Rick James’ legacy is many things. On one end, it includes a successful and far-reaching career, as a Grammy Award-winning artist and icon, and on the other of the spectrum he dealt with a long-battled drug addiction, which included a 1984 overdose and a 1991 charge of holding a woman hostage and abusing her for nearly a week.
Fifteen years later, Rick James is still making headlines. Now, for being posthumously sued for the rape of a 15-year-old girl in 1979.
According to the Associated Press, the unidentified plaintiff says James raped her while she was staying at a group home in Buffalo, New York in 1979. The victim in the alleged crime is seeking $50 million in damages, citing years of “physical, psychological, and emotional injury,” according to the affidavit.
“He grabbed my hair and pushed my head into the pillow,” the victim said in the affidavit. “I tried to fight him off, but he told me to ‘shut up and quit moving or I’ll cut you.’” James then threatened the victim into silence, according to the affidavit, telling her he “would know where to find” her if she told anyone.
A representative of James’ trust didn’t respond to requests for comment from The Buffalo News.
The lawsuit was filed under the Child Victims Act, which was signed into law in 2019 and extends the statute of limitations on child abuse.

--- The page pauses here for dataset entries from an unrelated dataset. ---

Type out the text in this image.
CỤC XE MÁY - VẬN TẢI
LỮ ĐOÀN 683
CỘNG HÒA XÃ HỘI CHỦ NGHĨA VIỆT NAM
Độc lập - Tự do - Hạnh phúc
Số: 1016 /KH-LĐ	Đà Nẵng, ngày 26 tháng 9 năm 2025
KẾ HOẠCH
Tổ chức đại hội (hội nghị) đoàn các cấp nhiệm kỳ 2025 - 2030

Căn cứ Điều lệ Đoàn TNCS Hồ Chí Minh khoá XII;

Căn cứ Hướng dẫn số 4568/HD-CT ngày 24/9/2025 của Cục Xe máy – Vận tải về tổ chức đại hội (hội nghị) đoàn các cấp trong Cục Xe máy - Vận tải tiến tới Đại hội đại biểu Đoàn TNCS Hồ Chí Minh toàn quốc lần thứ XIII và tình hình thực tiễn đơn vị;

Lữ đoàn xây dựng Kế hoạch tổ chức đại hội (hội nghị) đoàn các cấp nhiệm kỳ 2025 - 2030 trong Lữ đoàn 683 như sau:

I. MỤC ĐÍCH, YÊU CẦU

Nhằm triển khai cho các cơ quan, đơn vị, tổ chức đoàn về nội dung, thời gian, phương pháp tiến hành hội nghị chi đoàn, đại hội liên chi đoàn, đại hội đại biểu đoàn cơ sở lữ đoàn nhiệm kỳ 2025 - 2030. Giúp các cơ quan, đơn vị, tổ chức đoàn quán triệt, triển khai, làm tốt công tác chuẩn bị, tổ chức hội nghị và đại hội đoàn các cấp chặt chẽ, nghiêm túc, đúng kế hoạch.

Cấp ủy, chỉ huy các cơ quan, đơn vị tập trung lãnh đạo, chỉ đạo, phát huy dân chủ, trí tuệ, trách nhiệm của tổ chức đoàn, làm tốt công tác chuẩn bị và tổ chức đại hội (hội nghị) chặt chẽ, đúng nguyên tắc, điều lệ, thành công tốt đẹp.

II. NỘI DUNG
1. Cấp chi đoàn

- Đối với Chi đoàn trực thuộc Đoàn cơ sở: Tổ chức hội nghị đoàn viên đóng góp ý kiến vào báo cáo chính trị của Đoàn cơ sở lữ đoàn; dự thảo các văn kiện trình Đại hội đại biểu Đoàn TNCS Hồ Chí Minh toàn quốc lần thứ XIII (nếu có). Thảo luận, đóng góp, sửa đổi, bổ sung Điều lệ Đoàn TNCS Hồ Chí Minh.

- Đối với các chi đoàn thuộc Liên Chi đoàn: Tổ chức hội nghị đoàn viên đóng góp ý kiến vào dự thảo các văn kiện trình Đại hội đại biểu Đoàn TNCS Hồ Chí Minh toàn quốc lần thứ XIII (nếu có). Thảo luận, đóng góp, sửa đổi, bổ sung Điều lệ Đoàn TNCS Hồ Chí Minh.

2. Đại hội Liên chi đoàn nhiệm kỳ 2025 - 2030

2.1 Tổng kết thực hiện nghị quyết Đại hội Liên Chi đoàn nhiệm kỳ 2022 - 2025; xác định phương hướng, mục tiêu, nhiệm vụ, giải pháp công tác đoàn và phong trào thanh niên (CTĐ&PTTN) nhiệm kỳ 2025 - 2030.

James, who is a native of Buffalo, was also convicted in 1993 of assaulting two women. The first case occurred in 1991, when prosecutors said James and his girlfriend tied a woman to a chair, burned her with a hot crack pipe and forced her to perform sex acts during a cocaine binge at his West Hollywood home. He was free on bail when the second assault occurred in 1992 inside James’ hotel room. He served more than two years in prison.
Through the end of his life, drugs took a toll on his life. James was found dead in his Los Angeles home on Aug. 6, 2004 after suffering from a heart attack due to an enlarged heart. An autopsy showed he died with with numerous drugs in his system, including methamphetamine and cocaine contributing factors.